Nuclear Power Corporation of India Limited admits identification of malware in its system

“Identification of malware in NPCIL system is correct. The matter was conveyed by Indian Computer Emergency Response Team (CERT-In) when it was noticed by them on September 4, 2019,” the NPCIL said in a statement in its website, without mentioning the Kudankulam Nuclear Power Plant (KKNPP), whose system was reportedly targeted by the hackers.

The matter was immediately investigated by DAE specialists. The investigation revealed that the infected PC belonged to a user who was connected in the internet connected network used for administrative purposes. This is isolated from the critical internal network. The networks are being continuously monitored.

''Investigation also confirms that the plant systems are not affected,'' the NPCIL claimed.

The clarification came from the NPCIL, a day after blanket denial by KKNPP officials over the tweet of Pukhraj Singh, an independent expert on cyber security, that domain controller-level access at the KKNPP plant had been breached and the extremely mission-critical targets were hit.
R Ramdoss, Training Superintendent and Information Officer of KKNPP said on Tuesday that some false information is being propagated on the social media platform, electronic and print media with reference to the cyber attack on KKNPP.

KKNPP and other Indian Nuclear Power Plants Control Systems are stand alone and not connected to outside cyber network and Internet.
''Any cyber attack on the Nuclear Power Plant Control System is not possible. Presently, KKNPP Unit 1 and 2 are operating at 1,000 MWe and 600 MWe, respectively without any operational or safety concerns,'' he said.

Pukhraj Singh tweeted that “I did not discover the intrusion (malware), a 3rd party did. It contacted me and I notified the National Cyber Security Coordinator on 4th September. The third party then shared the indicators of compromise (IoCs) with the NCSC’s office over the proceeding days.

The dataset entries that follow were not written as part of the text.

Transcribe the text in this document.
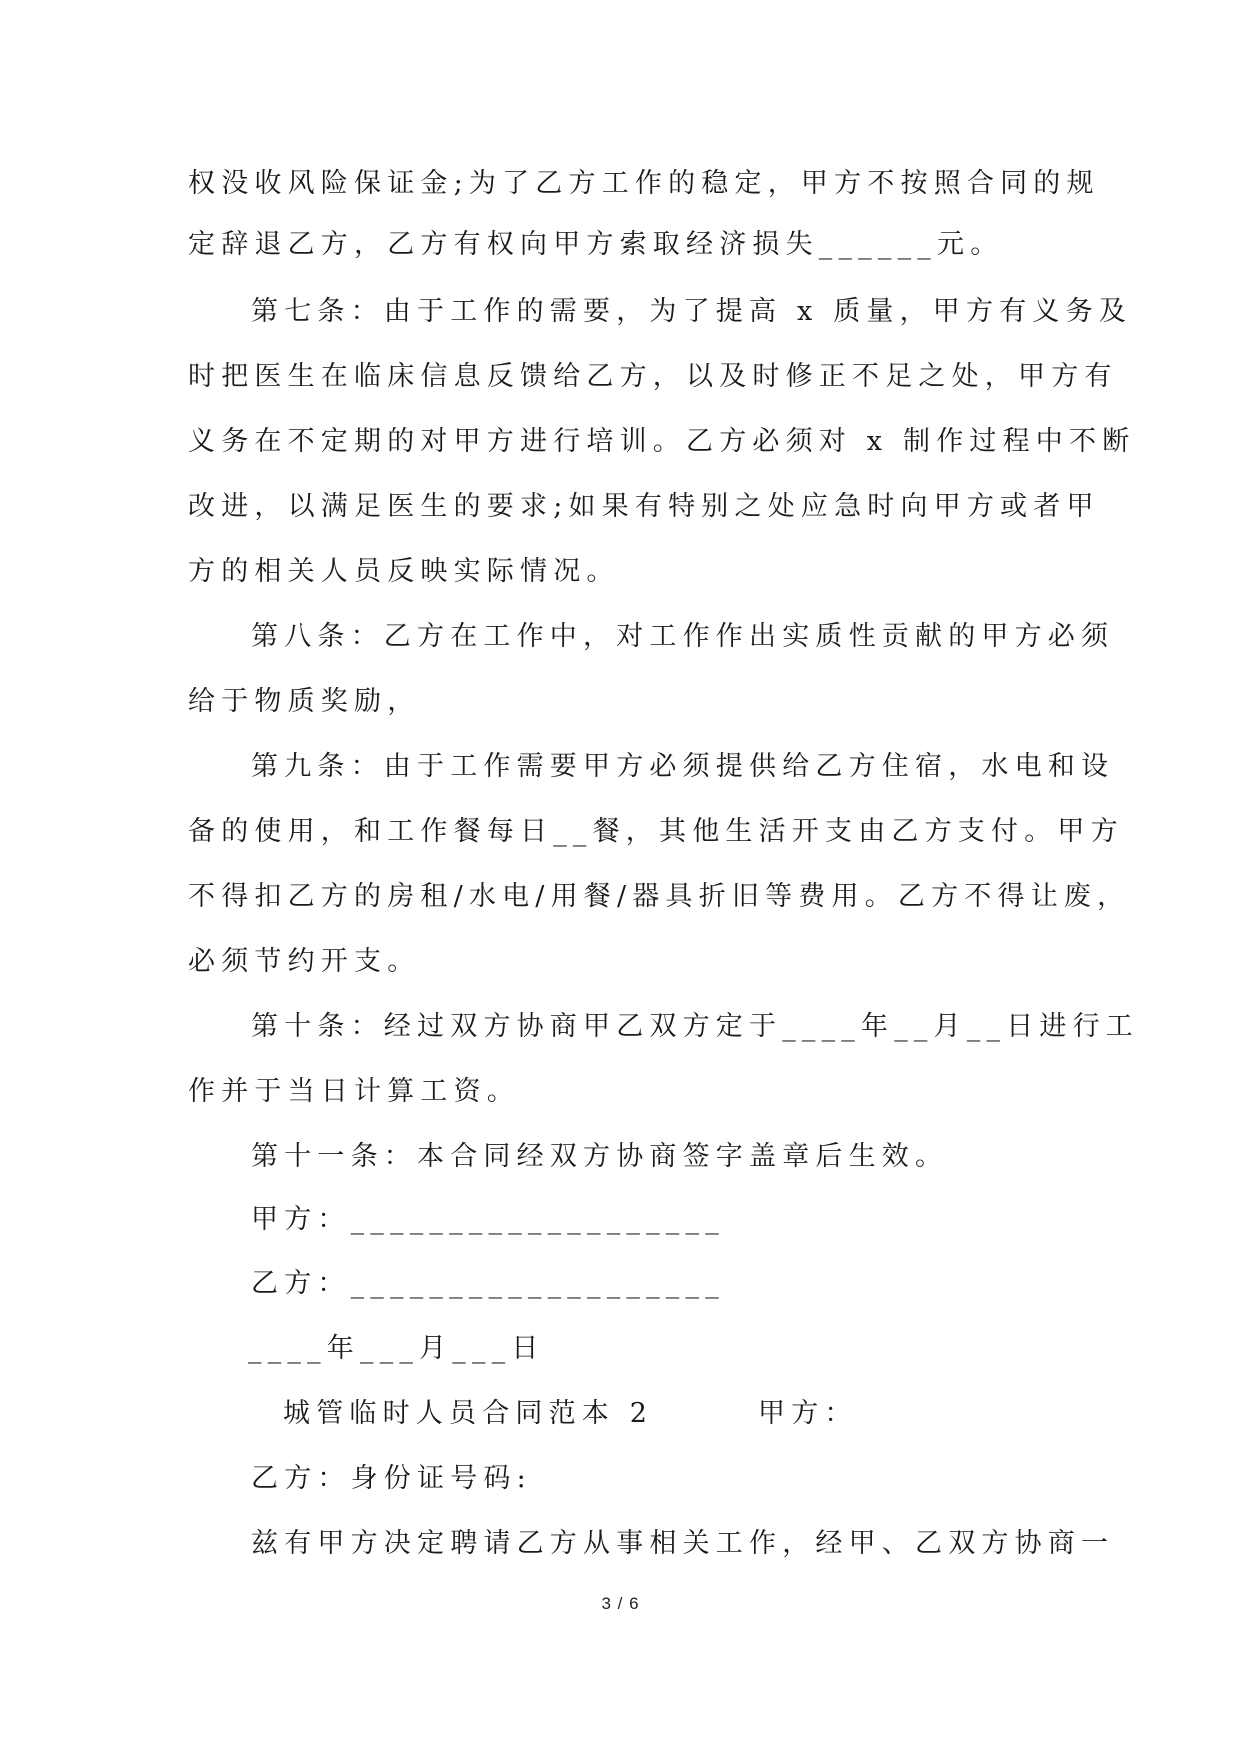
权没收风险保证金;为了乙方工作的稳定，甲方不按照合同的规
定辞退乙方，乙方有权向甲方索取经济损失______元。
第七条：由于工作的需要，为了提高 x 质量，甲方有义务及
时把医生在临床信息反馈给乙方，以及时修正不足之处，甲方有
义务在不定期的对甲方进行培训。乙方必须对 x 制作过程中不断
改进，以满足医生的要求;如果有特别之处应急时向甲方或者甲
方的相关人员反映实际情况。
第八条：乙方在工作中，对工作作出实质性贡献的甲方必须
给于物质奖励，
第九条：由于工作需要甲方必须提供给乙方住宿，水电和设
备的使用，和工作餐每日__餐，其他生活开支由乙方支付。甲方
不得扣乙方的房租/水电/用餐/器具折旧等费用。乙方不得让废，
必须节约开支。
第十条：经过双方协商甲乙双方定于____年__月__日进行工
作并于当日计算工资。
第十一条：本合同经双方协商签字盖章后生效。
甲方：___________________
乙方：___________________
____年___月___日
城管临时人员合同范本 2	甲方：
乙方：身份证号码:
兹有甲方决定聘请乙方从事相关工作，经甲、乙双方协商一
3 / 6
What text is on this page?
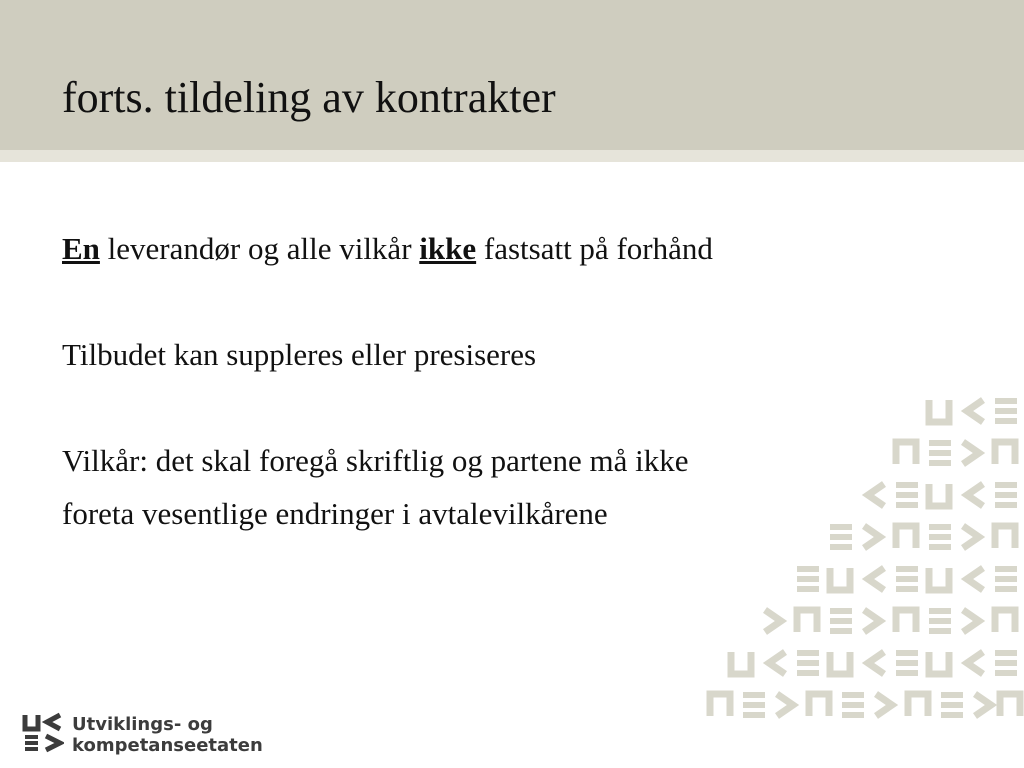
forts. tildeling av kontrakter

En leverandør og alle vilkår ikke fastsatt på forhånd

Tilbudet kan suppleres eller presiseres

Vilkår: det skal foregå skriftlig og partene må ikke

foreta vesentlige endringer i avtalevilkårene

Utviklings- og
kompetanseetaten
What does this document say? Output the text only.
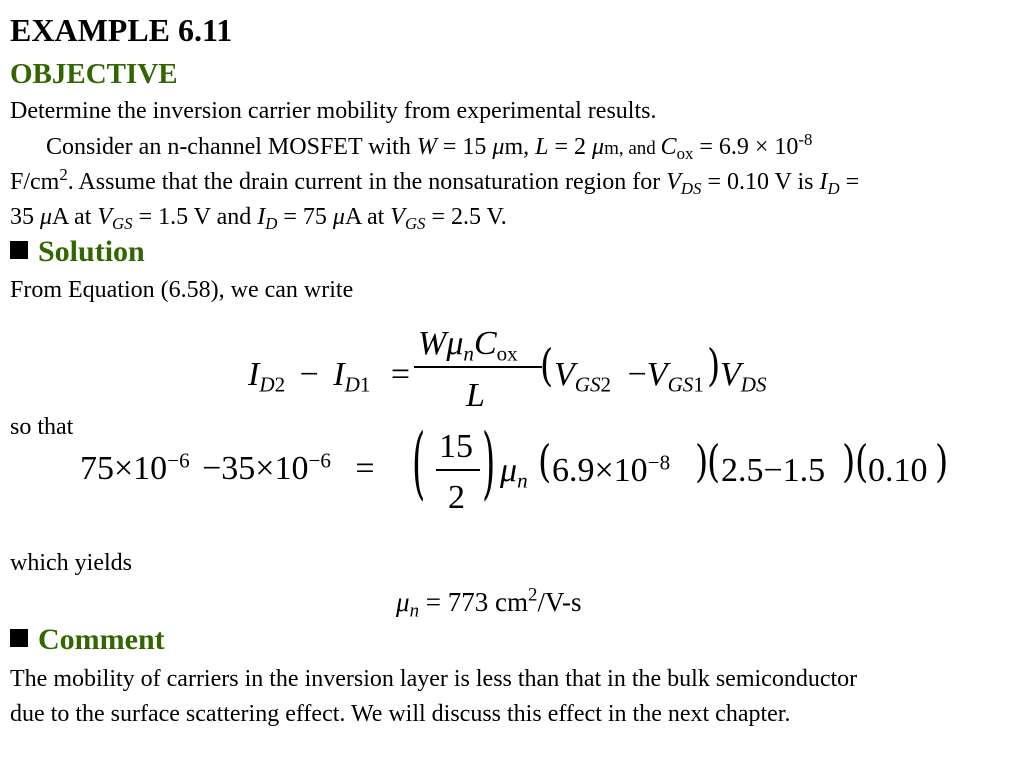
EXAMPLE 6.11
OBJECTIVE
Determine the inversion carrier mobility from experimental results.
Consider an n-channel MOSFET with W = 15 μm, L = 2 μm, and $C_{ox} = 6.9 \times 10^{-8}$
$F/cm^2$. Assume that the drain current in the nonsaturation region for $V_{DS} = 0.10$ V is $I_D$ =
35 μA at $V_{GS} = 1.5$ V and $I_D = 75$ μA at $V_{GS} = 2.5$ V.
Solution
From Equation (6.58), we can write
$I_{D2} - I_{D1}$ =
$W\mu_nC_{ox}$
L
( $V_{GS2} -V_{GS1}$ ) $V_{DS}$
so that
$75\times 10^{-6} -35\times 10^{-6}$ = ( 15
2 ) $\mu_n$ ( $6.9\times 10^{-8}$ )
( 2.5−1.5 ) ( 0.10 )
which yields
$\mu_n = 773$ $cm^2/V-s$
Comment
The mobility of carriers in the inversion layer is less than that in the bulk semiconductor
due to the surface scattering effect. We will discuss this effect in the next chapter.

Kaspersky reported it (malware) later, called it DTrack.''

Dtrack was a malware developed by North Korean hackers. It was the same malware which in 2013 wiped hard drives at South Korean media companies and banks.

The KKNPP -- India’s largest civil nuclear power project was envisaged to have six units with total capacity to generate 6,000 MWe of power.
While the Unit 1 and Unit 2 were commissioned in 2013 and 2016 respectively, the construction of Units 3 and 4 was progressing. The construction of Units 5 and 6 were expected to begin next year.